See also Withey v. Hammond Lbr. Co., 140 Cal.App. 587 [ 35 P.2d 1080]; Frederiksen v. Costner, 99 Cal.App.2d 453, 458 [ 221 P.2d 1008]; Rednall v. Thompson, 108 Cal.App.2d 662, 667 [ 239 P.2d 693]; Boots v. Potter, 122 Cal.App.2d 927, 935 [ 266 P.2d 176, 39 A.L.R.2d 1]; Lebkicher v. Crosby, 123 Cal.App.2d 631, 635 [ 267 P.2d 361]; and Soda v. Marriott, 118 Cal.App. 635, 640 [ 5 P.2d 675]. While the jury was, and the trial judge might well have been justified in not believing this fact or inference, this court, on appeal, is not so authorized. ( Brinkerhoff v. Ferguson, 107 Cal.App.2d 175, 176 [ 236 P.2d 588]; Mazzotta v. Los Angeles Ry. Corp., 25 Cal.2d 165, 169 [ 153 P.2d 338]; Richardson v. Ham, 44 Cal.2d 772 [ 285 P.2d 269]; Armenta v. Churchill, 42 Cal.2d 448, 455 [ 267 P.2d 303].)

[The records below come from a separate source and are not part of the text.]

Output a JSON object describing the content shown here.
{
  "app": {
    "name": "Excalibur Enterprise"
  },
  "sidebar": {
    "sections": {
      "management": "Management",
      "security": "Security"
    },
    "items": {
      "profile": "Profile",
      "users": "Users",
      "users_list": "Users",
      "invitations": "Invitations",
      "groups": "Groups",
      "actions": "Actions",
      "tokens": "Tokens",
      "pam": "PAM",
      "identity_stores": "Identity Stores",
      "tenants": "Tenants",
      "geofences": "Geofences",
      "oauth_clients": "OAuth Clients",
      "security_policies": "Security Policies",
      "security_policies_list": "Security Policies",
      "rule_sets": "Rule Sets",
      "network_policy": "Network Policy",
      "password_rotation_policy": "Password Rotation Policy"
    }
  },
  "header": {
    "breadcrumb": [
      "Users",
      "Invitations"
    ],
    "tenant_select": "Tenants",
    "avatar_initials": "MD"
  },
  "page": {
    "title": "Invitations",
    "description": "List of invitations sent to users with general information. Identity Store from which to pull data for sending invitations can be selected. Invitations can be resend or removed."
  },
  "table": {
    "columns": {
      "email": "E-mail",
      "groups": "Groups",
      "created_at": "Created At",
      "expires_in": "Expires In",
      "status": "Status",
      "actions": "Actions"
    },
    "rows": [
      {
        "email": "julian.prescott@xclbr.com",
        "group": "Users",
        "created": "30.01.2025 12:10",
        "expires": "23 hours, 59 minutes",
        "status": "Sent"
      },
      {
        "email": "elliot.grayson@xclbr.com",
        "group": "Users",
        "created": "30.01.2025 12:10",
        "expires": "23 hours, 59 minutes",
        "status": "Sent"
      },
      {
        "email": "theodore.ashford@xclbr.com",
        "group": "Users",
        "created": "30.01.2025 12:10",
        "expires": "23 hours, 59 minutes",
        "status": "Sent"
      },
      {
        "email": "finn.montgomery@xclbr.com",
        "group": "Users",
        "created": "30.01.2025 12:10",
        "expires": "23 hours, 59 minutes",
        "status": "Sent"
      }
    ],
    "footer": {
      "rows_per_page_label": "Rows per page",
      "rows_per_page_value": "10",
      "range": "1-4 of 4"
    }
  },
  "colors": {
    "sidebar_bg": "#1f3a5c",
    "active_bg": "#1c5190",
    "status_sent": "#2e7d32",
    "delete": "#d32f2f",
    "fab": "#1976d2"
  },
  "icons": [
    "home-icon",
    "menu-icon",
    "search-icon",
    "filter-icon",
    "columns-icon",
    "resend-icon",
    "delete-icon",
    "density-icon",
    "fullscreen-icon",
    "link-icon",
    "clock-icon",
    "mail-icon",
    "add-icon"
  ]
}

The question of plaintiff's claimed contributory negligence, although somewhat convincing to us and might well have justified a denial of a motion for new trial, was one of fact and not of law. ( Hoppe v. Bradshaw, 42 Cal.App.2d 334 [ 108 P.2d 947].) In this connection the trial court properly gave defendants' instruction in the language of section 596.5 of the Vehicle Code relating to unlawful riding. The theory that plaintiff was endeavoring to ride on some portion of the truck, which was not intended for use of passengers, to the cement storage room is fully supported by the evidence. Other given instructions about which plaintiff complains were proper in substance. Those of plaintiff's which were refused were sufficiently covered by other instructions. There was a sufficient compliance with section 658 of the Code of Civil Procedure conferring jurisdiction on the court to hear and determine the motion for new trial on the grounds here indicated. The photographs received in evidence were properly admitted. However, the trial court improperly refused to admit certain photographs offered by defendants in evidence upon the showing made. No error appears in the court's ruling in relation to plaintiff endeavoring to impeach his own witness Ham.
It appears to us that the trial judge in the first trial properly held that he was justified in granting a new trial on the grounds of insufficiency of the evidence. It further appears to us that there was convincing evidence of contributory negligence on the part of plaintiff which justified the jury in the second trial in returning a verdict in favor of the defendants and that it was not misled, to plaintiff's prejudice, by any erroneous instructions given by the trial court.  However, the rule of law as to the power of the trial court to weigh the evidence is different from the power of this court on appeal, in ruling on an order granting a new trial. (20 Cal.Jur., p. 117, § 75.) If a new trial is had, it should be presented under proper instructions.
The order granting a new trial is affirmed. Plaintiff's cross-appeal from the judgment is dismissed.
Barnard, P.J., and Mussell, J., concurred.
The petition of defendants and appellants for a hearing by the Supreme Court was denied July 11, 1956.